Design of a distribution protocol and administration of keys

Person in charge: Dr. Roberto Gómez Cárdenas

The computer security has stopped being preoccupation of great public and/or private organisms. The medium and small organizations, as well as the individuals look for to count on the confidence enough to be able to surely make electronic transactions of which its information is not in any danger. One of the main tools to offer confidence to everybody is the cryptography, which is derived from the cryptology.

All the modern cryptographic methods are based on the key concept. The key is the used element to cipher/decipher messages. Depending on the handling, and the number of keys used in the messages, the modern cryptography is divided in symmetrical and asymmetric. In the symmetrical cryptography the coding key is the same that the decoding one, the key must remain secret and the emitter and the receiver has been agreed previously or there is a center of distribution of keys. The asymmetric methods are characterized because the coding key is different from decoding one. In most of the cases, the coding key is known by the public, whereas the decoding key it is only known by the user.
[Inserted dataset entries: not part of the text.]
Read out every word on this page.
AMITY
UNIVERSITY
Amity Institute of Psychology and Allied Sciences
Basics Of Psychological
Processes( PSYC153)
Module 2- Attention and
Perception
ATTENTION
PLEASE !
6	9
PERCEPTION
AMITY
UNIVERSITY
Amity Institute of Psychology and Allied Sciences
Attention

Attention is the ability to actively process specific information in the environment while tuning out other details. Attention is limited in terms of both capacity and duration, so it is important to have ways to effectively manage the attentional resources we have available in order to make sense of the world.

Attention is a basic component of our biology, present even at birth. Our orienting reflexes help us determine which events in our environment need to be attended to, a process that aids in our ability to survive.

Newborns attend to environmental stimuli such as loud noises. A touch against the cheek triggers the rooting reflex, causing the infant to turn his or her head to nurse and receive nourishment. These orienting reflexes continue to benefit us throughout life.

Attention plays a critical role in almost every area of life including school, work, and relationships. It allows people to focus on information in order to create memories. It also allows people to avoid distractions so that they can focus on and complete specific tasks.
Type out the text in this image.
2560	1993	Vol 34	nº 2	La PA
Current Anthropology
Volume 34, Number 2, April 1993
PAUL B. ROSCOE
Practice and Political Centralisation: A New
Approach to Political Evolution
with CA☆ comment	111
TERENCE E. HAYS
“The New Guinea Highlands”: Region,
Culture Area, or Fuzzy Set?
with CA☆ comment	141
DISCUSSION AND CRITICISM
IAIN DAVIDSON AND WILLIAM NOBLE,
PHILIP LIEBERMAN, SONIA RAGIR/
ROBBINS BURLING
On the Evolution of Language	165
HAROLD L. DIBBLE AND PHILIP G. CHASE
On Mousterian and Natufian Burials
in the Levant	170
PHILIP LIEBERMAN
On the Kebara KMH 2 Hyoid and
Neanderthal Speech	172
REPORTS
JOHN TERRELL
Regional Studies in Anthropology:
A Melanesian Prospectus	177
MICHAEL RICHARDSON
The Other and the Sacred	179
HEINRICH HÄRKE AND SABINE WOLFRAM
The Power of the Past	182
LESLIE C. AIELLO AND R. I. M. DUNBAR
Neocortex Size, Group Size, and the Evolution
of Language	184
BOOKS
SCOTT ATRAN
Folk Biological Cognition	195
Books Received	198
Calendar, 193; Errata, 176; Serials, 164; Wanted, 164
The symmetrical methods are own of the classic cryptography or cryptography of secret key whereas the asymmetric methods correspond to the cryptography of the public key, introduced by Diffie and Hellman in 1976.

The symmetrical algorithms are better and offer almost perfect confidentiality. Nevertheless each organization must assure to the other part that will maintain the key in secret. In many of the cases there is an administrator in charge of the generation, allocation and storage of the keys. This last aspect is relatively easy to implement when it is a reduced number of users, but when we are speaking of great amount of users, like hundreds, the scene changes and the difficulties increase. The objective of this project is to contribute to this area of the knowledge.

The symmetrical cryptography presents like main disadvantages, the one of the distribution of keys, the users must select a key secretly before beginning to communicate. Another problem to solve is the handling of keys, in a network of n users each pair must have its particular secret key, i.e. n(n-1)/2 keys.

The perfect security does not exist, there is only the practical security; reason why a key is somehow exposed whenever it is used. It is necessary to use keys different to different aims and to equip with different keys to different clients or groups of clients. Also it is required to annul the keys used by clients whose privileges have finished.

The primary target is to count on an algorithm of distribution and administration of keys that can cover the deficiencies of the algorithms at the moment. The end item will be the implementation of this algorithm.